Stefan Daub, Fachanwalt für Arbeitsrecht

Vergütung von Reisezeiten bei Auslandsentsendung

Das Bundesarbeitsgericht (BAG) hat mit Urteil vom 17.10.2018 entschieden, dass die für Hin- und Rückreise erforderlichen Zeiten wie Arbeit zu vergüten sind, wenn der Arbeitgeber einen Arbeitnehmer vorübergehend zur Arbeit ins Ausland entsendet.

Sachverhalt

Der Kläger wurde vom beklagten Bauunternehmen als technischer Mitarbeiter beschäftigt und arbeitsvertraglich verpflichtet, auf wechselnden Baustellen im In- und Ausland zu arbeiten. Das Bauunternehmen entsandte den Kläger vom 10.08. bis zum 30.10.2015 auf eine Baustelle nach China. Auf Wunsch des Arbeitnehmers buchte der Arbeitgeber für die Hin- und Rückreise anstelle eines Direktfluges in der Economy-Class einen Flug in der Business-Class mit Zwischenstopp in Dubai. Er zahlte dem Arbeitnehmer für die angefallenen vier Reisetage die arbeitsvertraglich vereinbarte Vergütung für jeweils acht Stunden an diesen Tagen.

Der Arbeitnehmer verlangt mit seiner Klage Vergütung für weitere 37 Stunden an diesen Tagen. Seiner Ansicht nach sei die gesamte Reisezeit wie Arbeit zu vergüten.

Entscheidungsgründe

Während das Arbeitsgericht die Klage abgewiesen hatte, gab das Landesarbeitsgericht Rheinland-Pfalz ihr auf Basis des zur Anwendung kommenden Tarifvertrages statt. Die Revision des Arbeitgebers hatte vor dem Fünften Senat des BAG teilweise Erfolg.

Das BAG ging davon aus, dass bei einer vorübergehenden Entsendung ins Ausland die Reisen zur auswärtigen Arbeitsstelle und von dort zurück ausschließlich im Interesse des Arbeitgebers erfolgten und deshalb „in der Regel“ wie Arbeit zu vergüten seien. Für „erforderlich“ hat das BAG dabei aber nur die Reisezeiten angesehen, die bei einem Flug mit der Economy-Class angefallen wären. Da das Landesarbeitsgericht zum Umfang der tatsächlich erforderlichen Reisezeiten keine ausreichenden Feststellungen getroffen hatte, verwies das BAG den Rechtsstreit unter Aufhebung des Berufungsurteils zur erneuten Verhandlung und Entscheidung an das Landesarbeitsgericht zurück.

Hinweise für die Praxis

Ob sich die Entscheidung in die bisherige Rechtsprechung des BAG zur Frage der Reichweite des Begriffs der vergütungspflichtigen Arbeitszeit einreiht, kann erst beurteilt werden, wenn der Volltext der Entscheidung vorliegt.

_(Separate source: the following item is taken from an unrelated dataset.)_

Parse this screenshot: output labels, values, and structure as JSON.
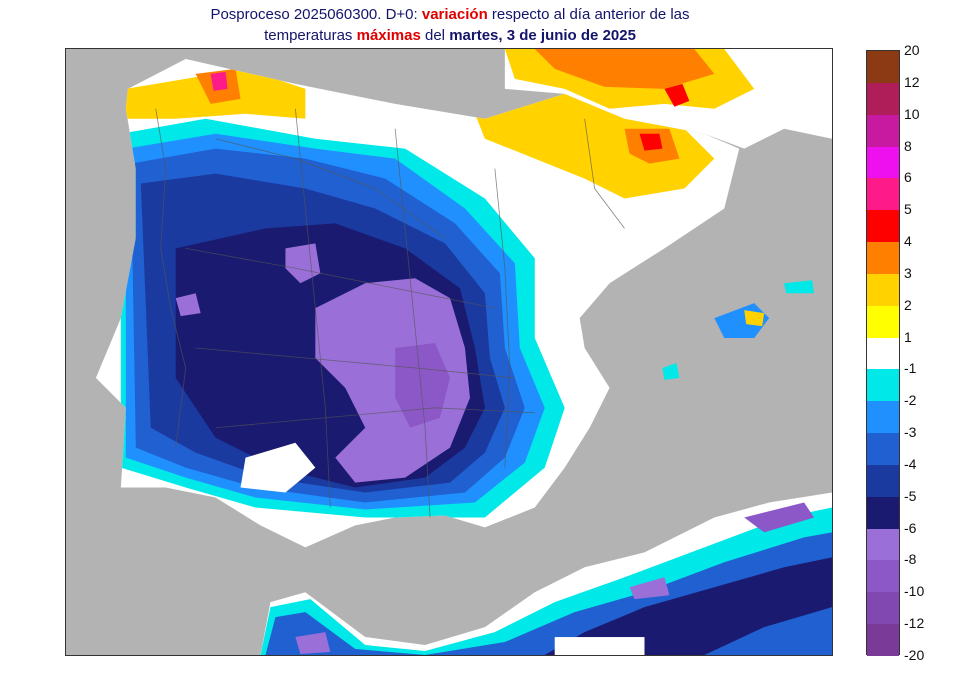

Das BAG hatte mit Urteil vom 03.09.1997 entsprechend der gesetzlichen Regelung in § 612 Abs. 1 BGB entschieden, dass Reisezeiten, die ein Arbeitnehmer über die regelmäßige Arbeitszeit hinaus im Interesse des Arbeitgebers aufwendet, dann als Arbeitszeit zu vergüten sind, wenn das vereinbart oder eine Vergütung „den Umständen nach“ zu erwarten ist. Es hat mit Entscheidung vom 20.04.2011 für einen Beifahrer im Kraftgewerbe ausgeführt, dass die gesetzliche Regelung die Vergütungspflicht des Arbeitgebers allein an die „Leistung der versprochenen Dienste“ knüpft. Für die gesetzliche Vergütungspflicht sei ausschließlich entscheidend, ob der Beifahrer mit dem Verbringen von Zeit während der Fahrt neben dem Fahrer oder in einer Schlafkabine vertraglich geschuldete Arbeit erbracht habe, was das BAG bejahte. Zu beachten ist, dass der Vergütungsanspruch für die Reisezeit vom Landesarbeitsgericht auf Regelungen eines anwendbaren Tarifvertrages und nicht auf die gesetzliche Regelung gestützt wurde.

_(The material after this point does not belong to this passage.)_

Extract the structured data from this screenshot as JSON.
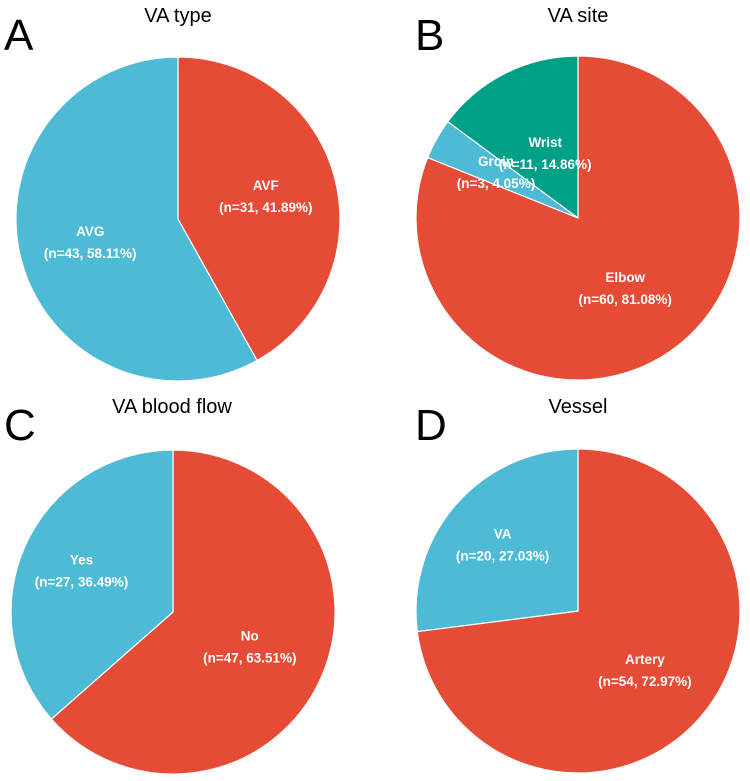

Weiter ist zu beachten, dass es im nach wie vor anhängigen Rechtsstreit „nur“ um die Frage geht, ob Reisezeiten zu vergüten sind, nicht hingegen um die weitere für die Praxis wichtige Frage, ob passive Reisezeiten, wie vorliegend im Flugzeug, auch Arbeitszeiten im Sinne des Arbeitszeitgesetzes sind.